5 Tips to Master the Dating Game

0 32

Make Him Worship You - Women's Relationship Monster

Dating is an important social skill to learn, and it’s one that doesn’t come naturally to everyone. But don’t worry—you can learn dating skills and become better at dating with the right advice. The following five tips will help you master the dating game, whether you’re single or in a relationship!

1) Have a clear goal of what type of partner/relationship you are looking for

If you want to avoid unfulfilling relationships, it’s important that you decide ahead of time what sort of partner/relationship you are looking for. It’s important not just for keeping yourself from getting entangled with someone who isn’t a good fit, but also for setting yourself up for finding a partner who is. If your relationship goal is casual or if you aren’t too concerned about whom you end up with, then it will be easy for any kind of person (or no one at all) to get involved with. However, if your relationship goal is long-term and serious, it will be easier to attract someone who wants those things as well.

2) Know yourself

Too often, we let our insecurities get in the way of having honest and open conversations with people we’re interested in. And it makes sense—dating, even if it doesn’t lead anywhere, can be scary. But part of being a good dater is knowing yourself: Your interests, your preferences, and your values are things you should consider. While dating websites or apps make it easy to connect with people online, they won’t give you much insight into whether there’s actually any chemistry between you two.
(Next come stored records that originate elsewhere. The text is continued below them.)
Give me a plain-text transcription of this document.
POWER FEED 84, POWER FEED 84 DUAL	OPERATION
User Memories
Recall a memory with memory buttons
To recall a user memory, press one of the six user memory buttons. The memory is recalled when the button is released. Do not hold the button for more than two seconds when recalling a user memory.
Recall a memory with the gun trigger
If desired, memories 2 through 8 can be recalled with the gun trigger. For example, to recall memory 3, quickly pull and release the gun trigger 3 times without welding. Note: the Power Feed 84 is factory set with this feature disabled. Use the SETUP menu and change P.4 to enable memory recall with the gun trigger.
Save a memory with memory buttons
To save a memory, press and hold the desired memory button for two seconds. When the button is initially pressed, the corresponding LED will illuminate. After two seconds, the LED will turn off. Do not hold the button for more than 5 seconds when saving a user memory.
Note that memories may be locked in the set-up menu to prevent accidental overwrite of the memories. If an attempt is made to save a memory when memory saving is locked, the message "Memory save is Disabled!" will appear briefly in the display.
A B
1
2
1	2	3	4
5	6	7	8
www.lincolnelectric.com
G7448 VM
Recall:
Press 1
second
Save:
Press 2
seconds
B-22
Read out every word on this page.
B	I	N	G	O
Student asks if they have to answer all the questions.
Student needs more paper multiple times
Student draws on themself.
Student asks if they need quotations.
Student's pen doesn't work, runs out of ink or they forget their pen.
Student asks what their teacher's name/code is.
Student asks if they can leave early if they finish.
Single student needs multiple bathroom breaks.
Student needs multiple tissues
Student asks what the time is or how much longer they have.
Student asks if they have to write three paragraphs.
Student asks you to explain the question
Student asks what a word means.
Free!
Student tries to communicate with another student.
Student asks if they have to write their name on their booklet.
If you have a face-to-face conversation about what you’re looking for (and what your deal breakers are), you'll avoid disappointment.
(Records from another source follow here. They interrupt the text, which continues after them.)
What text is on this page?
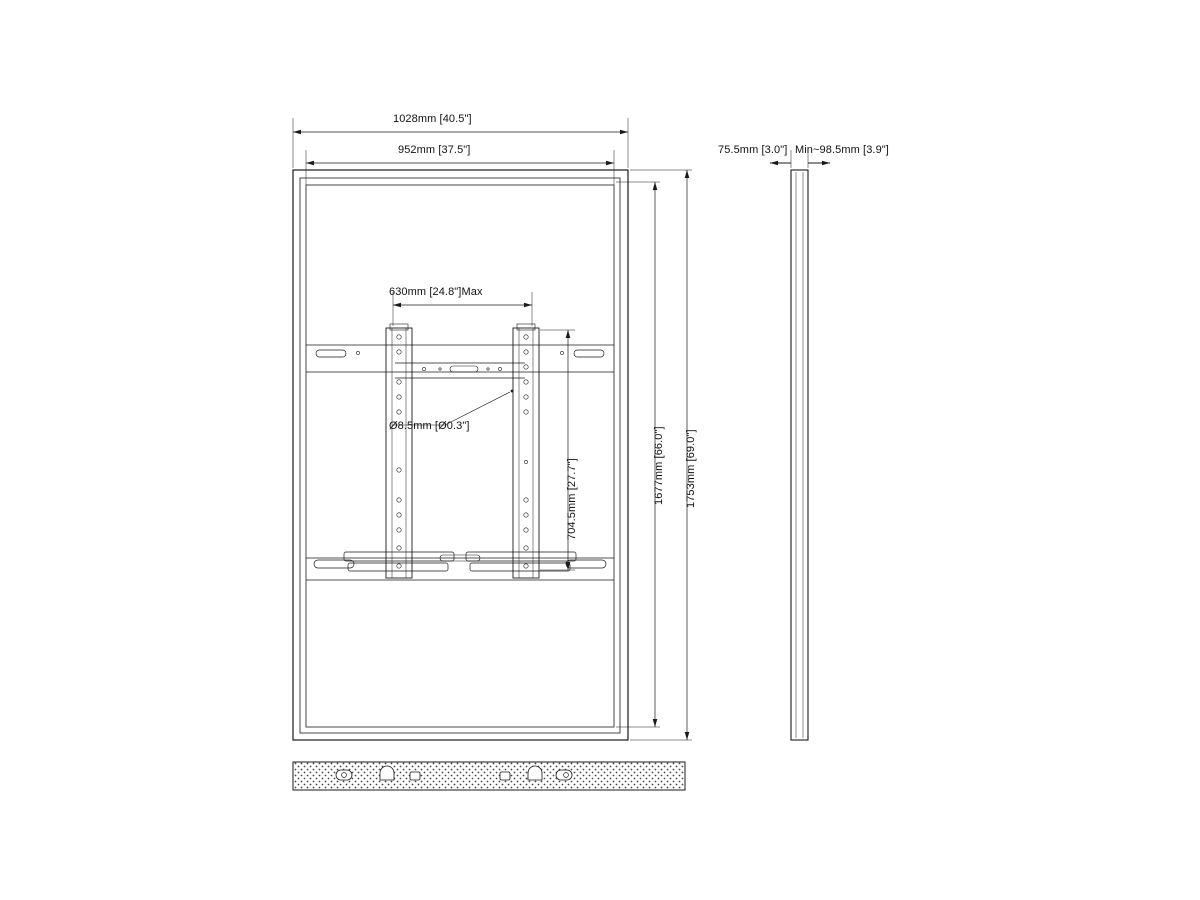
1028mm [40.5"]
952mm [37.5"]
630mm [24.8"]Max
Ø8.5mm [Ø0.3"]
704.5mm [27.7"]	1677mm [66.0"] 1753mm [69.0"]
75.5mm [3.0"] Min~98.5mm [3.9"]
3) Approach new people with confidence

With dating, it’s easy to be a little shy at first. The trick is that confidence goes a long way. So don’t hold back: Approach someone you’re interested in with a smile and say hello. If you’re not sure how he or she will respond, make sure your body language says you are happy, self-assured, and comfortable in your own skin (i.e., stand up straight). These are qualities most people look for when meeting new people. If you can keep your own awkwardness in check, chances are you'll get along just fine—and if all else fails at least you'll have fun giving it a shot!

4) Look your best

First impressions count, so make sure you’re always looking your best. Visit a salon for some professional pampering, or if you are really feeling adventurous then do it yourself with a home facial mask and a hot tub! Looking and feeling your best will not only help you attract more potential suitors but also aid in boosting your self-confidence. Self-confidence is key in dating – when you know you look good and feel great, you’ll be able to focus on having fun instead of worrying about what others think of you. Everyone loves an attractive date that they don’t have to put any effort into impressing!

5) Follow up

If your date seems interested, follow up. More often than not, you'll have something in common that you can talk about or a mutual friend or acquaintance. When you introduce yourself by saying I'm Jane, for example, don't be surprised if he says: You know my friend Sally. Can I give her your number? Find an excuse to find out what his interests are; keep him talking about himself. It's a great way of showing interest and it demonstrates that you care enough to listen and engage. He'll appreciate that. If he doesn't ask for your number (or e-mail address), make sure he has it before leaving – but only as much information as he needs!